Double vie, Thala, p. 149 :
Le paradoxe avec le graffiti, c’est que j’ai rencontré énormément de gens dans le milieu et en même temps, ça a dressé comme une barrière dans ma vie sociale. Ces deux vies sont bien distinctes puisque je fais un métier totalement différent. […]
Socialement, c’est un peu difficile de ne pas pouvoir parler de ce milieu aux gens que je rencontre. C’est ma plus grande passion et ça fait partie de mon histoire. Faire semblant que cette partie de ma vie n’existe pas crée comme un dédoublement de personnalité.
Charge d’émotions, Kwim, p. 196 :
Ce sont des émotions particulières : être concentrée, en surveillance, stressée parfois, mais aussi amusée. L’impression d’avoir quinze piges ! J’adore la nuit, les lumières, les odeurs, les bruits, le support étonnant des roulants… Je dois dire qu’aucune autre activité ne procure toutes ces émotions variées en une même action. Il faut peindre vite avec efficacité et enfin quelques heures après tu vois apparaître en gare le train revisité, sourires des réactions : voyageurs amusés ou au contraire choqués.

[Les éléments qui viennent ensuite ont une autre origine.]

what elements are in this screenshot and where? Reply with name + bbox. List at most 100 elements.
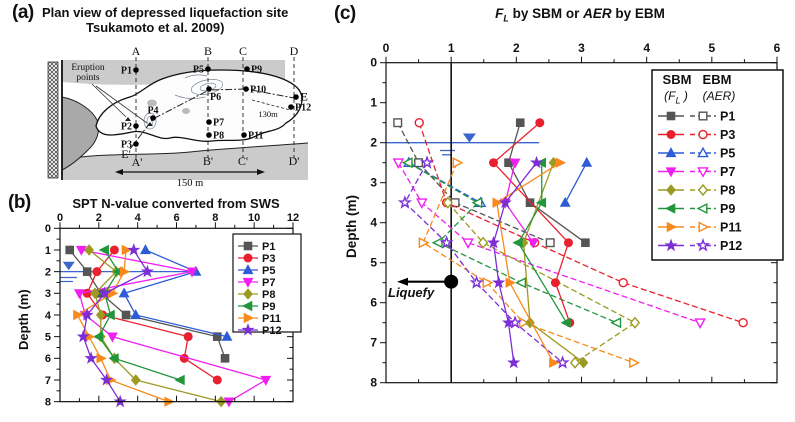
panel-c-title-aer: AER	[583, 6, 612, 21]
c-xtick-label: 0	[383, 41, 390, 55]
levee-hatch	[47, 61, 59, 179]
legend-c-label: P7	[720, 165, 735, 179]
water-table-icon	[462, 133, 476, 143]
b-ytick-label: 4	[45, 310, 52, 322]
legend-c-header-ebm: EBM	[702, 72, 732, 87]
survey-point-label: P9	[251, 65, 262, 76]
map-dark-gray-area	[61, 96, 100, 171]
panel-c-title-mid: by SBM or	[508, 6, 584, 21]
section-label-bottom: A'	[132, 155, 143, 169]
liquefy-point	[444, 274, 459, 289]
b-xtick-label: 12	[287, 212, 299, 224]
b-ytick-label: 8	[45, 396, 51, 408]
legend-c-label: P11	[720, 221, 742, 235]
map-ground-surface-line	[61, 142, 309, 161]
section-label-top: C	[239, 44, 247, 58]
b-xtick-label: 10	[248, 212, 260, 224]
section-label-bottom: C'	[238, 154, 248, 168]
panel-a-map: A B C D E'A' B' C' D' P1 P2 P3 P4 P5 P6 P7 P8 P9 P10 P11 P1…	[47, 44, 311, 189]
legend-b-label: P11	[262, 313, 281, 325]
panel-c-title-end: by EBM	[611, 6, 665, 21]
survey-point-dot	[244, 66, 250, 72]
c-ytick-label: 1	[370, 96, 377, 110]
b-ytick-label: 7	[45, 375, 51, 387]
section-label-bottom: B'	[203, 154, 213, 168]
c-ytick-label: 2	[370, 136, 377, 150]
liquefy-arrowhead	[397, 277, 408, 286]
eruption-spot	[125, 117, 131, 121]
b-xtick-label: 8	[212, 212, 218, 224]
panel-c-title-f: F	[495, 6, 504, 21]
c-xtick-label: 2	[513, 41, 520, 55]
c-xtick-label: 4	[643, 41, 650, 55]
offset-measure-line	[251, 99, 291, 111]
panel-a-tag: (a)	[12, 2, 34, 23]
liquefy-label: Liquefy	[388, 285, 435, 300]
scale-label: 150 m	[177, 178, 204, 189]
survey-point-dot	[243, 86, 249, 92]
scale-arrowhead-left	[115, 169, 123, 175]
eruption-pointers	[91, 83, 148, 124]
legend-c-label: P12	[720, 239, 742, 253]
eruption-label-line1: Eruption	[71, 63, 105, 73]
c-ytick-label: 7	[370, 336, 377, 350]
panel-b-title: SPT N-value converted from SWS	[72, 196, 280, 211]
c-xtick-label: 5	[708, 41, 715, 55]
c-ytick-label: 4	[370, 216, 377, 230]
eruption-spot	[147, 122, 153, 126]
b-ytick-label: 6	[45, 353, 51, 365]
survey-point-dot	[206, 119, 212, 125]
c-ytick-label: 6	[370, 296, 377, 310]
legend-c-header-fl: (FL )	[664, 89, 688, 106]
b-ytick-label: 2	[45, 266, 51, 278]
survey-point-dot	[133, 67, 139, 73]
map-sand-patch	[182, 108, 190, 114]
survey-point-label: P1	[121, 66, 132, 77]
section-label-bottom: D'	[289, 154, 300, 168]
scale-arrowhead-right	[257, 169, 265, 175]
panel-c-title: FL by SBM or AER by EBM	[420, 6, 740, 24]
survey-point-label: P7	[213, 118, 224, 129]
legend-b-label: P12	[262, 325, 282, 337]
legend-b-label: P3	[262, 253, 275, 265]
b-ytick-label: 0	[45, 223, 51, 235]
b-xtick-label: 4	[135, 212, 142, 224]
panel-c-ylabel: Depth (m)	[344, 195, 359, 258]
b-xtick-label: 2	[96, 212, 102, 224]
survey-point-label: P12	[295, 103, 311, 114]
legend-c-label: P3	[720, 128, 735, 142]
survey-point-label: P5	[193, 65, 204, 76]
survey-point-label: P2	[121, 122, 132, 133]
survey-point-label: E	[300, 90, 308, 104]
survey-point-label: P10	[250, 85, 266, 96]
section-label-top: D	[290, 44, 299, 58]
map-sand-patch	[147, 99, 157, 107]
b-xtick-label: 0	[57, 212, 63, 224]
legend-c-label: P8	[720, 184, 735, 198]
panel-c-title-fsub: L	[503, 13, 509, 24]
eruption-points-label: Eruption points	[60, 63, 116, 84]
map-contours	[143, 74, 224, 130]
survey-point-label: P3	[121, 140, 132, 151]
section-label-top: A	[132, 44, 141, 58]
legend-c-label: P1	[720, 110, 735, 124]
water-table-icon	[62, 261, 75, 271]
offset-label: 130m	[258, 109, 278, 119]
c-ytick-label: 5	[370, 256, 377, 270]
survey-point-label: P11	[248, 131, 264, 142]
legend-c-label: P9	[720, 202, 735, 216]
legend-b-label: P1	[262, 241, 275, 253]
legend-b-label: P8	[262, 289, 275, 301]
c-ytick-label: 3	[370, 176, 377, 190]
panel-b-tag: (b)	[8, 192, 31, 213]
legend-c-label: P5	[720, 147, 735, 161]
legend-c-header-sbm: SBM	[662, 72, 692, 87]
panel-c-chart: 0 1 2 3 4 5 6 0 1 2 3 4 5 6 7 8 P1 P3 P5 P7 P8 P9 P11 P12	[370, 41, 784, 390]
survey-point-label: P8	[213, 131, 224, 142]
panel-c-tag: (c)	[334, 3, 356, 24]
survey-point-dot	[150, 115, 156, 121]
survey-point-dot	[293, 94, 299, 100]
map-gray-band-bottom	[62, 143, 308, 180]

Le graffiti comme une revanche, p. 204 :
Gamine
Là y a eu le Tipex, parfait premier outil pour pourrir son lycée, puis les barrières devant le bahut, les bancs, la street, on connaît la suite.
J’ai eu des bricoles à cette époque avec l’école à cause de ça, et bizarrement, ça m’a plu. J’étais jeune et j’aimais déjà l’idée de braver un interdit, de faire chier, de provoquer. […]
D’une gamine voulant appartenir à un groupe de lâches, j’ai réussi à devenir une femme affirmée qui ne s’est plus jamais laissée faire par personne.
Le graffiti comme une régression, Lilipute, p. 212 :
La pratique du graffiti est une régression, je fais de la place à mon imaginaire, à ces images et ces références traînées depuis l’enfance, j’oublie un peu les codes de l’adulte. Se mettre de la peinture partout, visiter des lieux crados, prendre des risques… Pour le vandal, c’est clairement de la transgression car les règles et les lois sont contournées pour satisfaire le sale gosse qui vit en nous.